5/16/2019 2:05:00 PM Chisago City Council earmarks $117,000 extra in street repairs
At a special workshop May 7, the Chisago City Council agreed to spend an additional $117,000 to repair streets.
After reviewing a road inventory provided by the city engineer, the council authorized City Administrator John Pechman to use undesignated local government aid to fund the over-budget street maintenance projects.
The Council expanded this summer’s planned street improvements adding microsurfacing of: Aldrid Avenue/Oak Street, Sportsman Drive, and Matthew Drive/Hailey’s Court/Sharon’s Way for an estimated additional cost of $89,500. After reviewing an initial quote, the council agreed to proceed with obtaining a second quote before selecting a contractor and ordering the work.
The council also allocated another $28,000 to repair frost boils on several gravel roads, and will take a do-it-yourself approach to repair blacktop on Johnson Lane.

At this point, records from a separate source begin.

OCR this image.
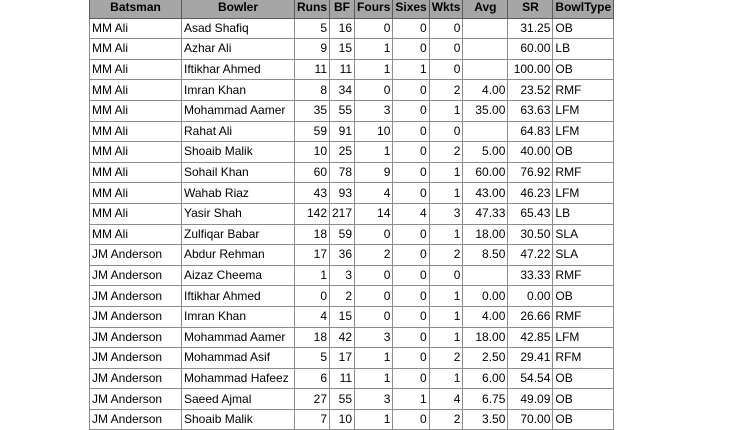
Batsman	Bowler	Runs	BF	Fours	Sixes	Wkts	Avg	SR	BowlType
MM Ali	Asad Shafiq	5	16	0	0	0		31.25	OB
MM Ali	Azhar Ali	9	15	1	0	0		60.00	LB
MM Ali	Iftikhar Ahmed	11	11	1	1	0		100.00	OB
MM Ali	Imran Khan	8	34	0	0	2	4.00	23.52	RMF
MM Ali	Mohammad Aamer	35	55	3	0	1	35.00	63.63	LFM
MM Ali	Rahat Ali	59	91	10	0	0		64.83	LFM
MM Ali	Shoaib Malik	10	25	1	0	2	5.00	40.00	OB
MM Ali	Sohail Khan	60	78	9	0	1	60.00	76.92	RMF
MM Ali	Wahab Riaz	43	93	4	0	1	43.00	46.23	LFM
MM Ali	Yasir Shah	142	217	14	4	3	47.33	65.43	LB
MM Ali	Zulfiqar Babar	18	59	0	0	1	18.00	30.50	SLA
JM Anderson	Abdur Rehman	17	36	2	0	2	8.50	47.22	SLA
JM Anderson	Aizaz Cheema	1	3	0	0	0		33.33	RMF
JM Anderson	Iftikhar Ahmed	0	2	0	0	1	0.00	0.00	OB
JM Anderson	Imran Khan	4	15	0	0	1	4.00	26.66	RMF
JM Anderson	Mohammad Aamer	18	42	3	0	1	18.00	42.85	LFM
JM Anderson	Mohammad Asif	5	17	1	0	2	2.50	29.41	RFM
JM Anderson	Mohammad Hafeez	6	11	1	0	1	6.00	54.54	OB
JM Anderson	Saeed Ajmal	27	55	3	1	4	6.75	49.09	OB
JM Anderson	Shoaib Malik	7	10	1	0	2	3.50	70.00	OB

Administrator Pechman said the city can use its own dump truck to haul asphalt to Johnson Lane, spread the asphalt with its own grader and then rent a roller to finish.
The new projects were added to $133,000 in previously scheduled summer street improvements. Those projects range from crack filling to chip/fog seal and micropaving. Streets due for previously budgeted improvements include: the Raspberry Hills Development, East Street, Park Place, 284th off of Lamar Avenue, 260th and Sunset Drive, 245th and 246th, Kismet Isle, and Iris Avenue.
In other business: - At the request of Council member Jeremy Dresel, the council discussed the need to escrow adequate funds to guarantee completion of development projects in the city, and to have city staff check to make sure that the required work is actually done before the county issues a certificate of occupancy. Funds are often held in escrow for things like completion of lawn seeding, sodding and tree planting. Dresel wants to make sure the amount held in escrow is enough to complete the work if the developer doesn’t, and to better track completion.
Administrator Pechman was instructed to look at the amount the city currently holds in escrow before the council makes a decision on an increase.